Ya dirigió a Pere Ponce en 1985 en “El despertar de la primavera”. ¿Cómo era aquel joven y con qué actor se ha encontrado ahora?                                       

Durante los ensayos hemos recordado mucho esos días. Con gran sabor de boca. Tiempos de disciplina, trabajo sin descanso por levantar espectáculos sobre textos universales. “El despertar de primavera” fue uno de ellos. Recordaba Pere las sensaciones que tenía haciendo el espectáculo. Era un joven con un apetito voraz para el teatro y su técnica. Ahora los caminos se han vuelto a cruzar, y me hace muy feliz ver a un Pere que ha desarrollado sus cualidades y capacidades hasta convertirse en el excelente actor que es hoy. Reencontrarnos ha sido muy especial para mí; Pere Ponce será un Rousseau inolvidable.


¿Cómo ha de acercarse el espectador a esta obra, qué ha de saber? ¿A quién recomendaría especialmente ver esta obra?                                                                             

Todo el que conozca a estos dos grandes maestros disfrutará de las palabras de Prévand, y quien no conozca tendrá de primera mano un texto accesible que les invitará a leer a estos dos grandes pensadores.

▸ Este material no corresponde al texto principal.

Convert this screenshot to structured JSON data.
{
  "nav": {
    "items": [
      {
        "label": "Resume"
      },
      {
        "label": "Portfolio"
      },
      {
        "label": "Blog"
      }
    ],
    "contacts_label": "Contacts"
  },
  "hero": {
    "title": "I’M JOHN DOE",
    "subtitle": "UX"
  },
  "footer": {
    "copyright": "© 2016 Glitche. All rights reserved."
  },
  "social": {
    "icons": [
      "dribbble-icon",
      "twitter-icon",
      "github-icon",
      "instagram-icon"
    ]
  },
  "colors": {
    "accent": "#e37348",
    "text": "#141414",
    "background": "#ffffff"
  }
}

Pienso que una de las cualidades de este texto es que puede ser una invitación. Es brillante e inteligente. Nos  provoca reflexión con la misma intensidad que nos da placer y creo que eso es lo mejor para enganchar al público. Pude abrir una puerta a las ganas de conocer a Voltaire y Rousseau y creo que cuando alguien lee a estos dos filósofos se convierte en un ser un poco mejor.


Alfonso Sastre decía que el público del teatro español estaba formado por una especie de muertos vivientes que no sienten ni frío ni calor ante lo que están viendo. ¿Está de acuerdo con esta afirmación, echa usted de menos un público más vivo?

El público está vivo, sin duda está vivo. Pero cada vez es más exigente, valor que debemos ensalzar. Su exigencia hace que la nuestra deba ser cada vez mayor.


¿Cómo recibe un ‘doctor honoris causa’ un hombre de teatro como usted?    

Con inconmensurable gratitud.


¿La filosofía puede ser la receta para entendernos los unos a los otros?                          

Es la mejor receta primero, para conocerse a uno mismo, luego para comprender a los otros, y por último para mejorarnos a nosotros mismos y en consecuencia a la sociedad.